Arizona regulators freeze new gas projects, demand renewables

Source: Benjamin Storrow, E&E News reporter • Posted: Tuesday, March 20, 2018

Arizona regulators gave the state’s largest utility the cold shoulder last week, essentially rejecting Arizona Public Service Co.’s plans to double its natural gas fleet over the next 15 years.

Instead, they imposed a temporary freeze on most new natural gas projects and asked the power company to draw up plans for acquiring more renewable energy.

The decision sent tremors across the Southwest. Observers said they could not recall a time when Arizona’s utility commission, where Republicans control all five seats, had rebuffed a long-term plan from one of the state’s utilities. Greens heralded the move, saying it would speed the transition to renewables in one of America’s fastest-growing states.

“I don’t want to overstate national implications, but I do think it’s recognition that continued investment in natural gas is risky,” said Stacy Tellinghuisen, a senior climate policy analyst at Western Resource Advocates. “Commissioners are seeing clean energy is cheaper. They’re seeing that’s what the public wants. So I think this decision reflects all those factors.”

Arizona’s power sector is in a state of upheaval. Coal interests are fighting to stave off the retirement of an iconic plant that has long powered the state economy. Utilities and solar companies have battled over residential and commercial installations. And a former utility commissioner was indicted on federal bribery charges last year, prompting fresh questioning about the relationship between Arizona regulators and the companies they oversee.

That was the backdrop for last week’s deliberations at the Arizona Corporation Commission, which regulates utilities in the state.

Arizona Public Service’s 15-year plan called for adding 5.3 gigawatts of natural gas by 2032, bringing the company’s total gas capacity to 8.7 GW. By contrast, the company called for adding 183 megawatts of renewables. Roughly 702 MW of coal is projected to be retired in that time.

The utility’s plans forecast 3.3 GW of distributed solar, but those projections drew scoffs from environmentalists, who noted that APS has fought efforts to install panels on residential and commercial rooftops.

Commissioners ultimately expressed worry that the company had overestimated demand growth and did not sufficiently consider the impact of potential increases in natural gas prices on consumers.

They imposed a temporary moratorium on buying or building new natural gas capacity over 150 MW and ordered APS to return with plans to acquire more renewables.

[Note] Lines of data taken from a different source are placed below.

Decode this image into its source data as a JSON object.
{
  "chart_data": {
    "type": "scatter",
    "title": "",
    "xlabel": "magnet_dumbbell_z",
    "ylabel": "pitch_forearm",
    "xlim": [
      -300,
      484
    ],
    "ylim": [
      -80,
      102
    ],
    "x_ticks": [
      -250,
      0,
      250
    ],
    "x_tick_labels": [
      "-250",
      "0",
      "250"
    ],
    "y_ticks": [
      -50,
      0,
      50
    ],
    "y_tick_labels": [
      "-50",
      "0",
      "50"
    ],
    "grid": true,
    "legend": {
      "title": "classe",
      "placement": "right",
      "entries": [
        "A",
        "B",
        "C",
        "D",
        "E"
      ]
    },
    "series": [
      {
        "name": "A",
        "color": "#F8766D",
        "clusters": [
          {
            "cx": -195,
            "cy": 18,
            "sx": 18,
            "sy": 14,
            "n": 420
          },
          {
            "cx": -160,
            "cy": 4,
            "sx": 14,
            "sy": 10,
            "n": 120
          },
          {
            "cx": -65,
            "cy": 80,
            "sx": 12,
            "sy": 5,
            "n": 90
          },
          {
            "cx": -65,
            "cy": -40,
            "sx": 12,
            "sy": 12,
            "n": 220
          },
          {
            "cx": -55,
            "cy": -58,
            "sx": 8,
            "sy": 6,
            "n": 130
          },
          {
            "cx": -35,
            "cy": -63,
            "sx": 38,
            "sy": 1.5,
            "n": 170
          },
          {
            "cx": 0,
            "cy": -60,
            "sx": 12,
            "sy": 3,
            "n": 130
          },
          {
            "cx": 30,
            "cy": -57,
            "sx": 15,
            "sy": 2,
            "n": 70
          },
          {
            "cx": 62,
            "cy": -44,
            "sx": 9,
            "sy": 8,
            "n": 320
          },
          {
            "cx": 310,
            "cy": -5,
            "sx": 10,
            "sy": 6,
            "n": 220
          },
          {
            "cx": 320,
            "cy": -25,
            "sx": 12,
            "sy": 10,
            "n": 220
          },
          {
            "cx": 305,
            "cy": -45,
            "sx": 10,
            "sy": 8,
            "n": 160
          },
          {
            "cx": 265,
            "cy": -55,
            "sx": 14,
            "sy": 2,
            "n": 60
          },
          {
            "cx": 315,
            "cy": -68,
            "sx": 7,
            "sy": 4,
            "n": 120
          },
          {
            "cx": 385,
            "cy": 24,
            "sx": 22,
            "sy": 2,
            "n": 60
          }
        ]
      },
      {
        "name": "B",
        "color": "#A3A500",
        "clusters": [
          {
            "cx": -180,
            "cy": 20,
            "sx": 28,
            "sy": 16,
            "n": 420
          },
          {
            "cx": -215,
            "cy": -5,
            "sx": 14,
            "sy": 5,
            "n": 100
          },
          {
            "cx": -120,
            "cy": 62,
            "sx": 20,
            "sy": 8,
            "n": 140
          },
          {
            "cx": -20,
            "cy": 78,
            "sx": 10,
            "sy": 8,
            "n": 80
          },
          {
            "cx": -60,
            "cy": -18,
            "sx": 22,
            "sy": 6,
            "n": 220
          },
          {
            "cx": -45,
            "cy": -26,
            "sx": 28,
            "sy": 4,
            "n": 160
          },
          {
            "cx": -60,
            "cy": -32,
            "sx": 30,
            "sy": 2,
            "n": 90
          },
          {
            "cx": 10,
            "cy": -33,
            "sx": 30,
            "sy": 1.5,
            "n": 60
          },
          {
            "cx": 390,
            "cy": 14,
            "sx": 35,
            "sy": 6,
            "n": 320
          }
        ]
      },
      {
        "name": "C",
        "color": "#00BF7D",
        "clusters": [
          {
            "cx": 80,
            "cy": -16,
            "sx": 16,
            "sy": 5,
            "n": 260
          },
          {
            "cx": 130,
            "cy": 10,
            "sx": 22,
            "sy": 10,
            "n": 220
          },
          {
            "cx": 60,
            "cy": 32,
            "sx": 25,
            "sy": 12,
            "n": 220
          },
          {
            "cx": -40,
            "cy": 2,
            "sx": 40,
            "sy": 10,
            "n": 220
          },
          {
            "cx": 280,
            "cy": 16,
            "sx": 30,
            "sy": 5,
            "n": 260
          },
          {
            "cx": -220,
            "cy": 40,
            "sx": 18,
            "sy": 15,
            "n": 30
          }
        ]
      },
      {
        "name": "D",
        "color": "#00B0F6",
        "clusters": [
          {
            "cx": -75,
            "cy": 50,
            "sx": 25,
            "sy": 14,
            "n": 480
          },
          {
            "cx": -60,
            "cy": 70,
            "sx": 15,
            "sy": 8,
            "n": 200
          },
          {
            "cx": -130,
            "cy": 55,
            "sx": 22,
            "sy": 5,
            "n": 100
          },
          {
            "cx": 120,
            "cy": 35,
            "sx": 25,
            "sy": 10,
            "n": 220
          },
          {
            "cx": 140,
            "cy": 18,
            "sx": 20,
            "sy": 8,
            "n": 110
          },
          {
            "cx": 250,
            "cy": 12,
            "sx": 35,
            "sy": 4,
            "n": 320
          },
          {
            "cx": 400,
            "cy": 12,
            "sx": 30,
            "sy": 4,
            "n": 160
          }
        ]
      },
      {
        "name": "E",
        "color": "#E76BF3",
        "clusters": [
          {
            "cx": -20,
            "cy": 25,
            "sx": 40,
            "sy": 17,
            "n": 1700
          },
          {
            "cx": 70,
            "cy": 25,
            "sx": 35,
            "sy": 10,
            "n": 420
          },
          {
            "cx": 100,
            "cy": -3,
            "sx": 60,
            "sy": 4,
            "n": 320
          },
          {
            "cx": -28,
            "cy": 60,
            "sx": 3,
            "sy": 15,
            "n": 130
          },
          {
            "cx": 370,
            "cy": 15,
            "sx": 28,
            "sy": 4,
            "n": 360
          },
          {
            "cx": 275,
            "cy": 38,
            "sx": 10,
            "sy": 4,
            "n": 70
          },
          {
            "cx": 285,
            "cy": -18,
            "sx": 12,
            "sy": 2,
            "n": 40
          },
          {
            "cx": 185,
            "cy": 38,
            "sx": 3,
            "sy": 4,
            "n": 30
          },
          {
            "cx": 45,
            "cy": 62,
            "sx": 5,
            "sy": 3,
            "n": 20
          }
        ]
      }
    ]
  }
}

“It’s time for this commission and those who can be held accountable to set the policy and set the plan, rather than the other way around,” Commissioner Andy Tobin said in an interview.

APS said it disagrees with the commission’s decision, saying it remains committed to a diverse energy mix. Natural gas can provide flexibility to support the growth in renewables, the company said.

“Our plan keeps Arizona on course for a cleaner energy future,” the company said in a statement.

Arizona utilities have long enjoyed a cozy relationship with the state’s regulators. Few, if any, long-term plans have ever been rejected by the commission, said Amanda Ormond, a former director of the energy office at the Arizona commerce department who now operates a consulting firm.

But the relationship between regulators and the companies they oversee has come under greater scrutiny in the last year, after a former ACC member was indicted on federal bribery charges.

Former Commissioner Gary Pierce is alleged to have accepted $31,000 in bribes in exchange for approving a water utility’s rate increase. The charges came on the heels of questions about APS contributing to the campaigns of its preferred ACC candidates.

The APS case represented something of a test for whether the commission would stand up to the power company, Ormond said. APS predicted steep demand growth despite the fact that electricity demand has been stagnant in recent years. It also heavily weighted its portfolio toward natural gas.

“I think if the plan had even somewhat more balanced, we wouldn’t have seen this outcome. But because it was all natural gas and no utility solar, the commission had no choice,” she said. “Utilities have a new bar they need to meet. They have to prove that putting more gas on the system is necessary and will provide value. That certainly wasn’t proven here.”